Leveraging Poison Introns for Therapeutics and Diagnostics of Lethal Prostate Cancer

Principal Investigators: Mark Rubin, MD (University of Bern), Gunnar Rätsch, PhD (ETH Zurich), Rahul Kanadia, PhD (University of Connecticut)

Co-Investigators: Anke Augspach, PhD (University of Bern), Andre Kahles, PhD (ETH Zurich), Takemoto Kazumasa, PhD (University of Connecticut)

Description:

• Genes are encoded in the genome in a non-contiguous fashion. During the RNA transcription process, various pieces of RNA code, called introns are removed, and other pieces called exons are spliced together to form the final messenger RNA code that is translated into proteins. Minor introns (often called “poison introns” because failure to remove them will result in significant protein alterations) are present in a small number of genes and a unique splicing complex called the minor spliceosome must splice them out.
• Dr. Mark Rubin and team are studying the biological processes by which altered RNA splicing contributes to prostate cancer pathogenesis.  They previously found that minor intron-containing genes enrich as direct interactors of prostate cancer-causing proteins. In addition, components of the minor spliceosome such as U6atac correlate with prostate cancer progression and represent a vulnerability of advanced prostate cancer. Importantly, prostate cancer cells were vulnerable to the inhibition of the minor spliceosome that was achieved through downregulation of U6atac.  These data suggest that the minor spliceosome and minor intron splicing may be a master regulator of prostate cancer.
• In this project, Dr. Rubin and the team will investigate the biology of minor RNA intron splicing in prostate cancer.
• The team will design novel strategies to downregulate U6atac to inhibit minor spliceosome and block minor intron splicing
• The molecular mechanisms by which the minor intron splicing complex, the minor spliceosome, contributes to splicing of minor and major intron during prostate cancer progression will be investigated.
• The team will also develop a prostate cancer risk assessment biomarker using differential minor spliceosome intron splicing complex component expression and activity.
• If successful, this project will define the biological role of minor splicing in prostate cancer, determine the therapeutic potential of targeting this process and develop a biomarker-based on this process to inform on prostate cancer progression and diagnosis.

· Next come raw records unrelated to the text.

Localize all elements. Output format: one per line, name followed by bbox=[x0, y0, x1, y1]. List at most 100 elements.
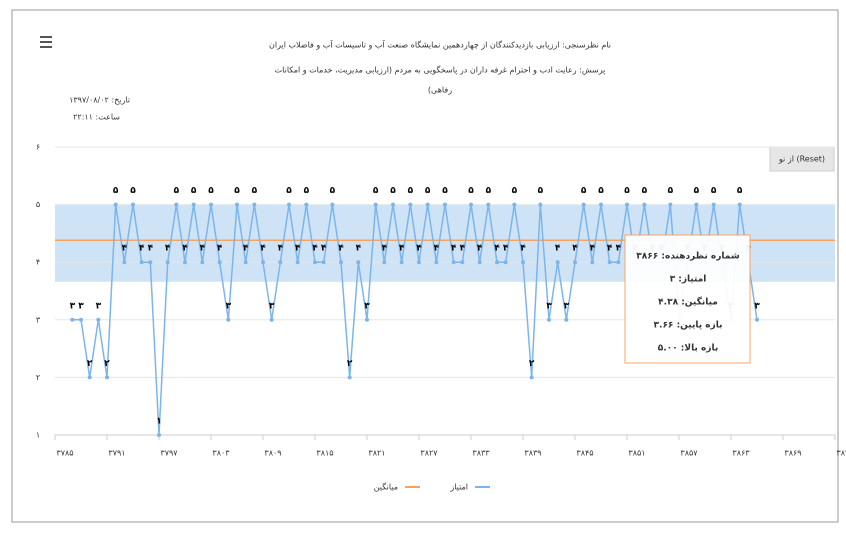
data-label: ۴ bbox=[356, 244, 362, 254]
data-label: ۴ bbox=[477, 244, 483, 254]
point bbox=[183, 260, 187, 265]
reset-button[interactable]: از نو (Reset) bbox=[769, 146, 835, 172]
point bbox=[755, 317, 759, 322]
point bbox=[79, 317, 83, 322]
point bbox=[365, 317, 369, 322]
data-label: ۳ bbox=[70, 301, 76, 311]
data-label: ۳ bbox=[754, 301, 760, 311]
x-tick-label: ۳۸۱۵ bbox=[316, 449, 333, 458]
tooltip-line: بازه بالا: ۵.۰۰ bbox=[658, 344, 719, 354]
point bbox=[217, 260, 222, 265]
data-label: ۵ bbox=[425, 186, 431, 196]
data-label: ۴ bbox=[503, 244, 509, 254]
date: تاریخ: ۱۳۹۷/۰۸/۰۲ bbox=[69, 96, 130, 105]
y-tick-label: ۱ bbox=[36, 431, 40, 440]
data-label: ۵ bbox=[130, 186, 136, 196]
data-label: ۴ bbox=[616, 244, 622, 254]
point bbox=[226, 317, 231, 322]
data-label: ۴ bbox=[460, 244, 466, 254]
data-label: ۵ bbox=[208, 186, 214, 196]
point bbox=[573, 260, 577, 265]
data-label: ۵ bbox=[624, 186, 630, 196]
tooltip-box bbox=[624, 234, 751, 364]
x-tick-label: ۳۸۶۳ bbox=[732, 449, 750, 458]
point bbox=[512, 202, 517, 207]
point bbox=[607, 260, 612, 265]
point bbox=[235, 202, 239, 207]
y-tick-label: ۶ bbox=[36, 143, 40, 152]
data-label: ۴ bbox=[165, 244, 171, 254]
point bbox=[122, 260, 127, 265]
data-label: ۴ bbox=[200, 244, 206, 254]
point bbox=[599, 202, 603, 207]
data-label: ۵ bbox=[442, 186, 448, 196]
point bbox=[642, 202, 647, 207]
data-label: ۵ bbox=[737, 186, 743, 196]
point bbox=[131, 202, 135, 207]
x-tick-label: ۳۸۵۷ bbox=[680, 449, 698, 458]
point bbox=[495, 260, 499, 265]
tooltip-line: میانگین: ۴.۳۸ bbox=[658, 296, 718, 308]
point bbox=[321, 260, 326, 265]
data-label: ۵ bbox=[581, 186, 587, 196]
data-label: ۴ bbox=[572, 244, 578, 254]
data-label: ۱ bbox=[156, 417, 162, 427]
data-label: ۲ bbox=[104, 359, 110, 369]
point bbox=[278, 260, 283, 265]
reset-label[interactable]: از نو (Reset) bbox=[778, 155, 825, 164]
point bbox=[486, 202, 491, 207]
x-tick-label: ۳۸۲۷ bbox=[420, 449, 438, 458]
menu-icon[interactable] bbox=[40, 36, 52, 48]
point bbox=[373, 202, 378, 207]
legend-label: میانگین bbox=[374, 482, 398, 492]
chart-subtitle: پرسش: رعایت ادب و احترام غرفه داران در پ… bbox=[275, 65, 606, 75]
data-label: ۴ bbox=[217, 244, 223, 254]
data-label: ۳ bbox=[78, 301, 84, 311]
data-label: ۵ bbox=[191, 186, 197, 196]
data-label: ۴ bbox=[494, 244, 500, 254]
data-label: ۵ bbox=[598, 186, 604, 196]
point bbox=[209, 202, 213, 207]
data-label: ۵ bbox=[668, 186, 674, 196]
point bbox=[287, 202, 291, 207]
tooltip-line: شماره نظردهنده: ۳۸۶۶ bbox=[636, 252, 740, 262]
point bbox=[564, 317, 569, 322]
point bbox=[113, 202, 118, 207]
point bbox=[425, 202, 430, 207]
data-label: ۴ bbox=[243, 244, 249, 254]
data-label: ۴ bbox=[312, 244, 318, 254]
point bbox=[711, 202, 716, 207]
data-label: ۵ bbox=[711, 186, 717, 196]
data-label: ۴ bbox=[278, 244, 284, 254]
point bbox=[330, 202, 335, 207]
data-label: ۳ bbox=[226, 301, 232, 311]
point bbox=[529, 375, 534, 380]
data-label: ۳ bbox=[546, 301, 552, 311]
point bbox=[477, 260, 482, 265]
tooltip-line: بازه پایین: ۳.۶۶ bbox=[654, 321, 723, 331]
x-tick-label: ۳۸۳۳ bbox=[472, 449, 490, 458]
data-label: ۴ bbox=[260, 244, 266, 254]
point bbox=[547, 317, 551, 322]
data-label: ۳ bbox=[364, 301, 370, 311]
data-label: ۴ bbox=[321, 244, 327, 254]
point bbox=[356, 260, 361, 265]
point bbox=[174, 202, 179, 207]
point bbox=[581, 202, 586, 207]
point bbox=[590, 260, 595, 265]
data-label: ۴ bbox=[520, 244, 526, 254]
x-tick-label: ۳۸۳۹ bbox=[524, 449, 541, 458]
point bbox=[443, 202, 447, 207]
data-label: ۵ bbox=[373, 186, 379, 196]
tooltip-line: امتیاز: ۳ bbox=[670, 275, 707, 285]
data-label: ۴ bbox=[590, 244, 596, 254]
data-label: ۵ bbox=[642, 186, 648, 196]
data-label: ۵ bbox=[486, 186, 492, 196]
data-label: ۳ bbox=[96, 301, 102, 311]
data-label: ۵ bbox=[113, 186, 119, 196]
point bbox=[304, 202, 309, 207]
point bbox=[399, 260, 404, 265]
point bbox=[157, 433, 161, 437]
point bbox=[200, 260, 205, 265]
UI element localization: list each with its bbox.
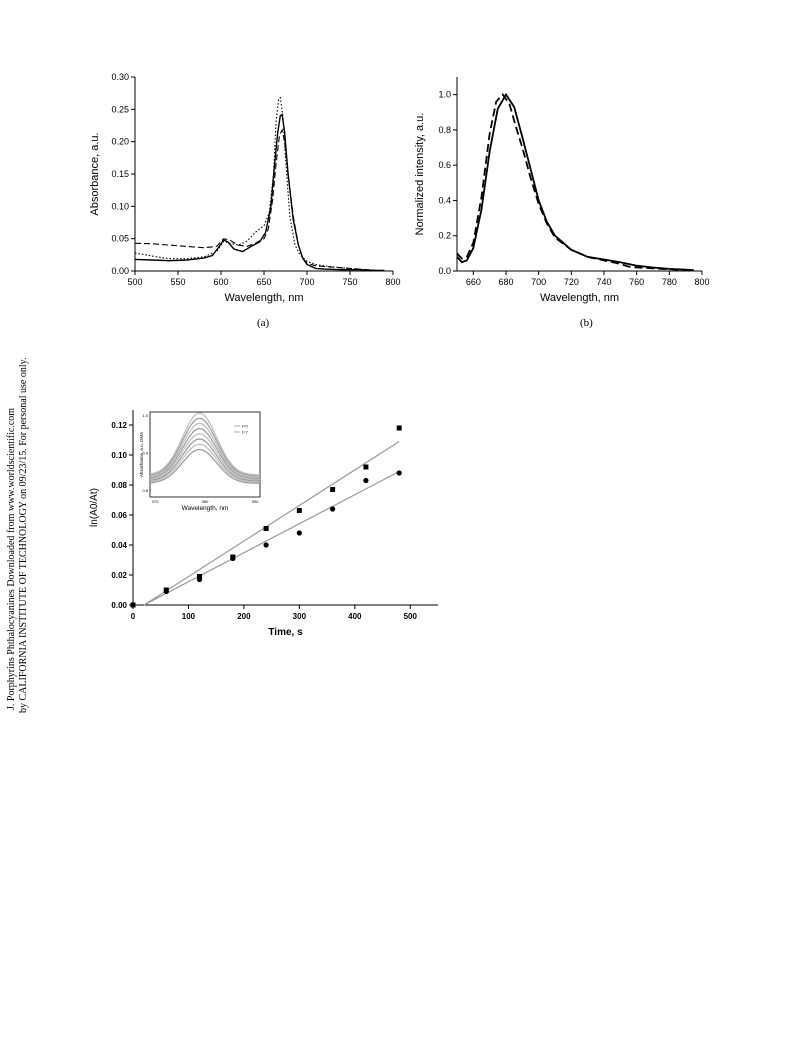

What this means to patients: The role of minor intron splicing in prostate cancer is unclear but may be a crucial regulator of disease progression and therapy resistance. This project will provide a comprehensive insight into the impact of minor splicing on prostate cancer biology and therapy resistance and its potential as a risk assessment biomarker. This may ultimately lead to the development of new treatments targeting this pathway for patients with incurable, lethal prostate cancer.